Hoje, para algumas mulheres, ter cabelos cacheados – que até pouco tempo era “cabelo ruim” – é sinônimo de orgulho. Negros e brancos formam casais. Homossexuais não precisam mais viver no armário. Crianças com Síndrome de Down e pessoas com deficiência não precisam ser escondidas da sociedade. Mas não se iluda, isso não ocorreu porque os anunciantes (pessoas) deixaram de ser racistas, machistas, homofóbicos e preconceituosos; ocorreu, sim, em função destes mercados não poderem mais ser ignorados. Ainda bem. Mesmo que a quebra de preconceitos na comunicação seja em função do poder econômico que estes públicos representam, paradigmas foram quebrados, tabus estão sendo questionados e confrontados com a realidade.
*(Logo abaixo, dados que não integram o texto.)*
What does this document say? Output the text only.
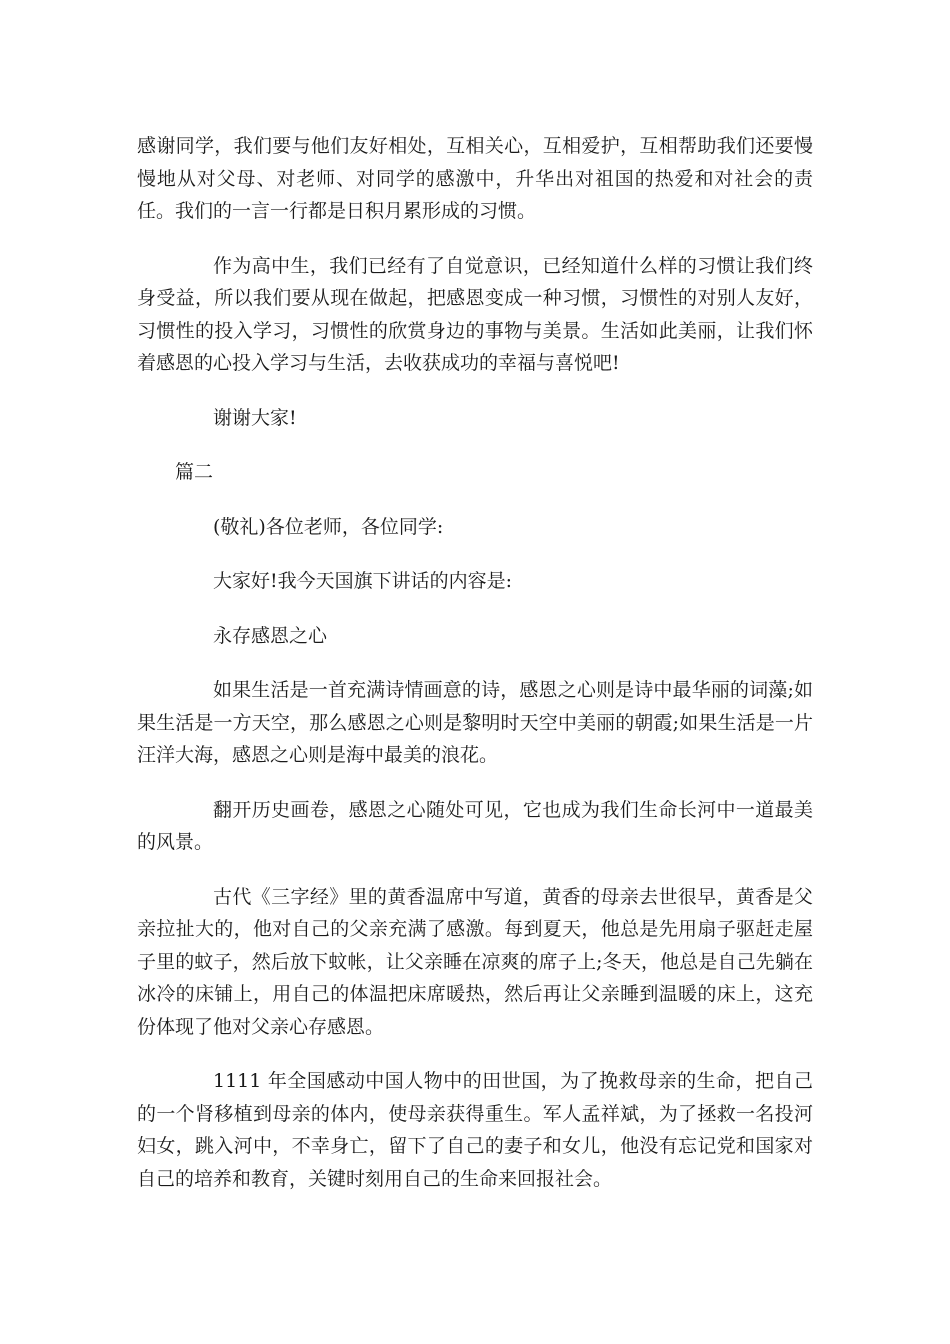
感谢同学，我们要与他们友好相处，互相关心，互相爱护，互相帮助我们还要慢慢地从对父母、对老师、对同学的感激中，升华出对祖国的热爱和对社会的责任。我们的一言一行都是日积月累形成的习惯。

作为高中生，我们已经有了自觉意识，已经知道什么样的习惯让我们终身受益，所以我们要从现在做起，把感恩变成一种习惯，习惯性的对别人友好，习惯性的投入学习，习惯性的欣赏身边的事物与美景。生活如此美丽，让我们怀着感恩的心投入学习与生活，去收获成功的幸福与喜悦吧!

谢谢大家!

篇二

(敬礼)各位老师，各位同学:

大家好!我今天国旗下讲话的内容是:

永存感恩之心

如果生活是一首充满诗情画意的诗，感恩之心则是诗中最华丽的词藻;如果生活是一方天空，那么感恩之心则是黎明时天空中美丽的朝霞;如果生活是一片汪洋大海，感恩之心则是海中最美的浪花。

翻开历史画卷，感恩之心随处可见，它也成为我们生命长河中一道最美的风景。

古代《三字经》里的黄香温席中写道，黄香的母亲去世很早，黄香是父亲拉扯大的，他对自己的父亲充满了感激。每到夏天，他总是先用扇子驱赶走屋子里的蚊子，然后放下蚊帐，让父亲睡在凉爽的席子上;冬天，他总是自己先躺在冰冷的床铺上，用自己的体温把床席暖热，然后再让父亲睡到温暖的床上，这充份体现了他对父亲心存感恩。

1111 年全国感动中国人物中的田世国，为了挽救母亲的生命，把自己的一个肾移植到母亲的体内，使母亲获得重生。军人孟祥斌，为了拯救一名投河妇女，跳入河中，不幸身亡，留下了自己的妻子和女儿，他没有忘记党和国家对自己的培养和教育，关键时刻用自己的生命来回报社会。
Narciso acha feio o que não é espelho


Um conceito básico de marketing: um produto não pode ser tudo para todo mundo e, sinto informar, você não é todo mundo.

Você pode torcer o nariz e não aceitar isto ou aquilo na comunicação atual. Pode se revoltar com a marca X ou com a empresa Y - porque elas não te representam. Que bom que elas passaram a representar também alguém diferente de você e assumiram que existe diversidade humana. Que bom que elas assumiram bandeiras.

Se as marcas forem honestas e mantiverem suas posições o mundo pode avançar, um pouquinho que seja, para diminuir a intolerância de Narciso a tudo aquilo que não lhe reflete.

Palavrinhas da moda que ajudam a vender também podem derrubar


As palavras diversidade, inclusão e sustentabilidade vêm sendo usadas indiscriminadamente na comunicação. Aqueles que se apropriam delas apenas como slogan do momento, e não em suas ações concretas, não duram.  As máscaras acabam caindo.

O que você acha de alguém que tem discurso público a favor do desarmamento mas possui armas? Que diz “aceitar” a homossexualidade, mas não a dos próprios filhos? Que defende a moral, a família e os bons costumes mas consome pornografia? Ou ainda dos pastores, padres, médicos, médiuns e líderes espirituais, entre outros – cheios de sabedoria, amor e luz em público - mas que cometem abuso sexual no privado? Sem falar dos que são fervorosamente contra o aborto até que uma de suas filhas adolescentes engravide. O mesmo raciocínio serve para quem não tem responsabilidade na comunicação de seus produtos “ecologicamente corretos”, mas que envenenam o meio ambiente com seus processos industriais. Um dia a verdade vem à tona.

Vivemos tempos em que tudo está conectado e essa realidade é ainda mais assustadora para aqueles que professam o que não fazem. Minorias, excluídos e oprimidos ganharam voz. Basta um post para que a credibilidade construída em cima da mentira venha a ruir internet abaixo.

Comunicação de verdade começa com ética e respeito, com senso crítico e questionamento e, se necessário, termina em saber dizer não a certos clientes – independentemente da verba que está em jogo.

Respeite os outros em suas verdades. Mas seja coerente ao levantar bandeiras. Tenha coragem de ser autêntico.

Viva a diversidade. Viva La Vulva e seus filhotes.